24 April 2011

Anzac Day roundup


It being the eve of Anzac Day it seems appropriate to provide readers with a roundup of the various posts I have put up about, or touching on, the war service of various people I have known, usually with connections to The Armidale School or the University of New England.

In Anzac Day, 1967 I provided some pictures of the Anzac Day March in Sydney, 54 years ago.

Anzac Day, Armidale, 1959 gives a couple of photos taken by my mother during Armidale’s 1959 Anzac Day march, and a bit of background about Anzac day in Armidale.

In Duty Done: Flight Lieutenant Colin Russell Leith AM DFC I recounted the remarkable flying career of Spitfire pilot Russell Leith, who served with RAAF 453 Squadron in Britain, was credited with 3 ½ kills, participated in the Battle of Normandy, was shot down behind the German lines, evaded capture and rejoined his unit to fly on until the end of the war.

In Burial of Australian Spitfire Pilot I noted the burial with full military honours of Flight Lieutenant Henry ‘Lacy’ Smith, who had been missing presumed dead since his aircraft was shot down on 11 June 1944, just five days after D-Day, and whose body was discovered in the wreckage when his plane was discovered last November by a French couple, buried in the mud of the Orne estuary.

In Vale Rex Robert Budd, DFC (1935-2010) I wrote of an Old Boy of The Armidale School who served two operational tours of duty with 9 Squadron between 1968 and 1970 flying Iroquois helicopters during the Vietnam War and was the first RAAF pilot to log 1000 hours during that campaign. After the war he became one of the pioneers of helicopter mustering of cattle.

Alex Buzo on George Crosslé reproduces my late classmate’s obituary piece for a remarkable Irishman, one of our teachers at The Armidale School, who never revealed anything of his war service in our time at school, because he worked at the top secret British code-breaking establishment at Bletchley Park.

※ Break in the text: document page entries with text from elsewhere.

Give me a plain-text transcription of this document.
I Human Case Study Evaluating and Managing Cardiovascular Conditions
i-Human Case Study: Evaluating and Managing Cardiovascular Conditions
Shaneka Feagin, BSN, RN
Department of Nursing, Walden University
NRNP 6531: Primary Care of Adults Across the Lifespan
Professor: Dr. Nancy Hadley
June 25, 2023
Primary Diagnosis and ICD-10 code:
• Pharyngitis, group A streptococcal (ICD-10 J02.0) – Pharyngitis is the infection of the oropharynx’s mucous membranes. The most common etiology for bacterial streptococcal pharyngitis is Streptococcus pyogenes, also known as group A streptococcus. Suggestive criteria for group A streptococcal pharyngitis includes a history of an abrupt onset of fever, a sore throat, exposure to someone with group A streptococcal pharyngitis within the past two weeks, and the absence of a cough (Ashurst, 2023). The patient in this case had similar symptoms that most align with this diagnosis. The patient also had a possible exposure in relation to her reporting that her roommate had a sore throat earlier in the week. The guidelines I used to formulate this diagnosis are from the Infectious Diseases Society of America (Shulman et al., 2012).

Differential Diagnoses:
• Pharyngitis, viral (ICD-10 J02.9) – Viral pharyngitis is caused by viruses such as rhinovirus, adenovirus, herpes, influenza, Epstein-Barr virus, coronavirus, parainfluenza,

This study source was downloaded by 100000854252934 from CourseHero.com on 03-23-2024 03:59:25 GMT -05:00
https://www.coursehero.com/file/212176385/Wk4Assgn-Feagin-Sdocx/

Alex Buzo on Brian Mattingley reproduces Alex’s obituary for another remarkable teacher, who commenced teaching at the Armidale School in 1939, survived 36 missions over Germany and occupied Europe as a navigator in Lancaster bombers (average survival 10 missions), was awarded a DFC, returned to the School and resumed his teaching career.

Remembering Des Harrison is an obituary I wrote in 2005 about the teacher who was master in charge of cadets during my time at The Armidale School. He had joined the staff at The Armidale School at the beginning of 1942, but after just two terms he enlisted in the army and spent two eventful years as a member of the Northern Australia Observer Unit that came to be known as "Curtin's Cowboys".  In peacetime, as well as being master in charge of cadets, he had a long career with the 12/16 Hunter River Lancers, becoming in due course the regiment’s commanding officer.

Jock McDiarmid, MM C de G is a plea for information about a remarkable Scotsman who was School Sergeant at The Armidale School from 1957-59 and from 1961-April 1962. Jock had an outstanding war record, having seen action with the Special Air Service behind German lines in the invasion of Sicily and the liberation of France, followed by further action in Holland (where the picture in the post was taken in 1945) and Germany. On the trail of Jock McDiarmid pieces together what little I have been able to find out about his military career, and Jock McDiarmid’s MM commendation quotes the citation for Jock’s Military Medal.

New England University Rugby Team 1939 recounts the stories of a group of young men, my father included, who were university students at the outbreak of war, and touches on their military service where known.

Last but by no means least, Ida Madge Brown (1904-2009) is a tribute to a family friend, daughter of John Francis Brown, who planted the first vine grapes at Milawa.  Madge died in Wangaratta in 2009 at the remarkable age of 105. Madge had an eventful war: she served with 2/4th Australian General Hospital during the height of the conflict at Tobruk, became matron-in-charge of the hospital ship Wanganella, and at the end of the war shared with my father the task of commencing the rehabilitation of the prisoners in Changi Prison and arriving in Singapore from the Burma-Thailand railway and camps elsewhere.